This image of the Virgin was closely associated with the Imperial throne. The icon is in an original Byzantine frame of gilded silver with gold enamels, pearls and gemstones, the enamels have been re-arranged. The surface of the icon and the figure of Christ was badly damaged by the attachment of jewels and pearls to the icon by Venetian devotees of the icon followed by the robbery when they were ripped from the icon. The face of the Virgin is very well preserved and shows extreme delicacy and refinement in the the painter's technique. It was probably created in the late 10th century, specifically to follow the emperor and the army on campaign. Perhaps it was made for Basil II, who spent most of his reign in the field, fighting the empire's many enemies. This icon was greatly esteemed by John II and his family.

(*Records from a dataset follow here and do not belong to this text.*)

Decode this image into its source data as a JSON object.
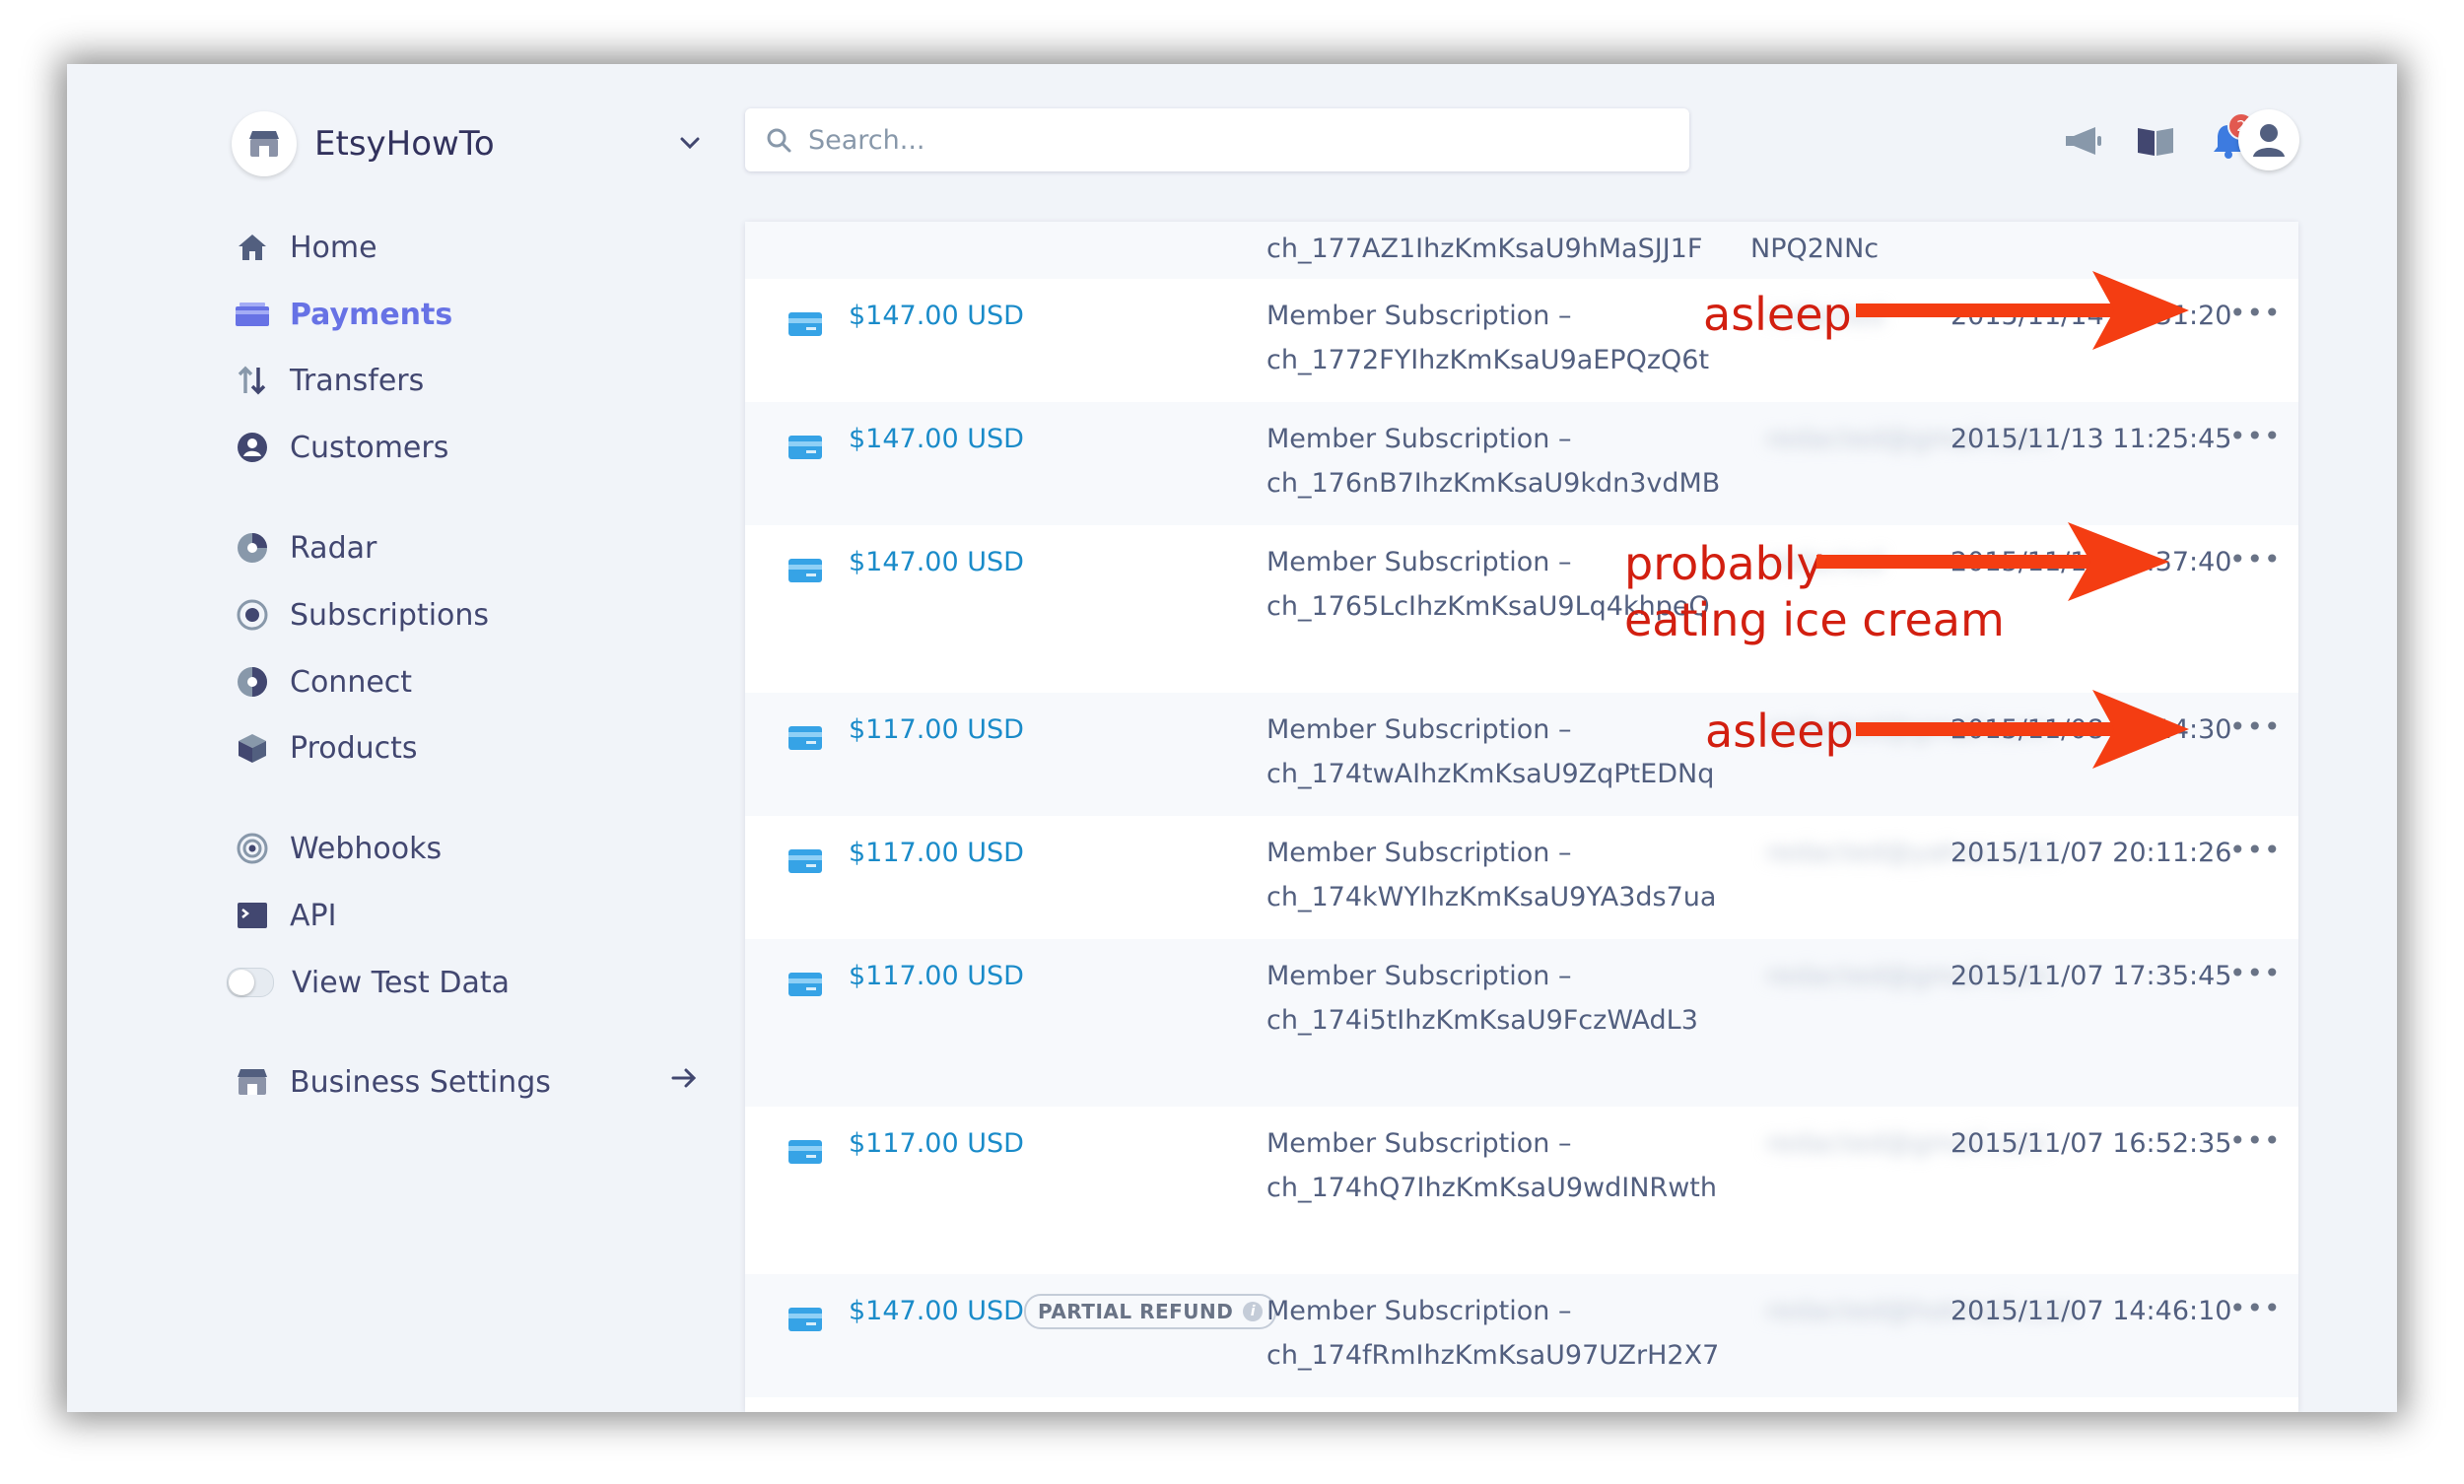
{
  "header": {
    "account_name": "EtsyHowTo",
    "search_placeholder": "Search...",
    "notification_count": "2"
  },
  "sidebar": {
    "items": [
      {
        "label": "Home",
        "icon": "home-icon"
      },
      {
        "label": "Payments",
        "icon": "payments-icon",
        "active": true
      },
      {
        "label": "Transfers",
        "icon": "transfers-icon"
      },
      {
        "label": "Customers",
        "icon": "customers-icon"
      },
      {
        "label": "Radar",
        "icon": "radar-icon"
      },
      {
        "label": "Subscriptions",
        "icon": "subscriptions-icon"
      },
      {
        "label": "Connect",
        "icon": "connect-icon"
      },
      {
        "label": "Products",
        "icon": "products-icon"
      },
      {
        "label": "Webhooks",
        "icon": "webhooks-icon"
      },
      {
        "label": "API",
        "icon": "api-icon"
      },
      {
        "label": "View Test Data",
        "icon": "toggle"
      },
      {
        "label": "Business Settings",
        "icon": "store-icon"
      }
    ]
  },
  "table": {
    "top_partial": {
      "charge_id": "ch_177AZ1IhzKmKsaU9hMaSJJ1F",
      "customer_fragment": "NPQ2NNc"
    },
    "rows": [
      {
        "amount": "$147.00 USD",
        "description": "Member Subscription –",
        "charge_id": "ch_1772FYIhzKmKsaU9aEPQzQ6t",
        "date": "2015/11/14 03:31:20",
        "customer": "redacted"
      },
      {
        "amount": "$147.00 USD",
        "description": "Member Subscription –",
        "charge_id": "ch_176nB7IhzKmKsaU9kdn3vdMB",
        "date": "2015/11/13 11:25:45",
        "customer": "redacted@gmail.com"
      },
      {
        "amount": "$147.00 USD",
        "description": "Member Subscription –",
        "charge_id": "ch_1765LcIhzKmKsaU9Lq4khpeQ",
        "date": "2015/11/11 12:37:40",
        "customer": "redacted"
      },
      {
        "amount": "$117.00 USD",
        "description": "Member Subscription –",
        "charge_id": "ch_174twAIhzKmKsaU9ZqPtEDNq",
        "date": "2015/11/08 06:14:30",
        "customer": "redacted@gmail.com"
      },
      {
        "amount": "$117.00 USD",
        "description": "Member Subscription –",
        "charge_id": "ch_174kWYIhzKmKsaU9YA3ds7ua",
        "date": "2015/11/07 20:11:26",
        "customer": "redacted@yahoo.com"
      },
      {
        "amount": "$117.00 USD",
        "description": "Member Subscription –",
        "charge_id": "ch_174i5tIhzKmKsaU9FczWAdL3",
        "date": "2015/11/07 17:35:45",
        "customer": "redacted@gmail.com"
      },
      {
        "amount": "$117.00 USD",
        "description": "Member Subscription –",
        "charge_id": "ch_174hQ7IhzKmKsaU9wdINRwth",
        "date": "2015/11/07 16:52:35",
        "customer": "redacted@gmail.com"
      },
      {
        "amount": "$147.00 USD",
        "description": "Member Subscription –",
        "charge_id": "ch_174fRmIhzKmKsaU97UZrH2X7",
        "date": "2015/11/07 14:46:10",
        "customer": "redacted@hotmail.com",
        "badge": "PARTIAL REFUND"
      }
    ]
  },
  "annotations": {
    "note_1": "asleep",
    "note_2_line1": "probably",
    "note_2_line2": "eating ice cream",
    "note_3": "asleep",
    "color": "#d21f10"
  }
}
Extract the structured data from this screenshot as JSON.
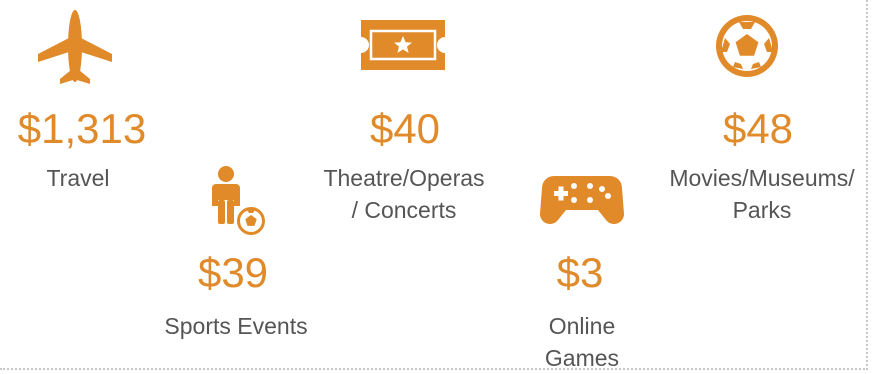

The icon was taken by bloodied Crusader soldiers in 1204 in hand-to-hand combat with the defenders of the city at the Pantepotes Monastery which was and the last stand of the Byzantines. In the end the defense of the city had been taken on by a ragtag army composed of common people led by a few young aristocrats that had hastily been organized at Hagia Sophia. Refusing to fight without payment in gold, the Varangian Guard stepped aside and let the Latin troops ravage the city at will. The icon was taken as war booty by the Venetians and sent to Venice as a trophy. It was a symbol that God had now transferred His blessing from Constantinople to Venice by force of arms.
The crusaders had been blessed by the Catholic church and allowed to rob and rape at will because the Byzantines were heretics and not Christians, Murdering them was not a sin and would be blessed by Christ Himself. Killing them was required. The looting of the churches was also justified as restoring their treasures to the true church. Catholic bishops, priests and monks followed the Latin soldiers as they looted Constantinople, making deals for relics and having the soldiers do their dirty work of despoiling sanctuaries.
The Nicopeia was meant to be seen from a great distance and in low light. Here's a close-up view of it. I am nor sure why the beautiful halos were left off in the restoration. The icon would be much more attractive - and look less battered - with them. The outline of the Virgin has been greatly altered by later regilding. Now the head is smaller and the shoulders are too rounded.Above is the icon before its restoration showing the gems and pearls that were stolen in the robbery.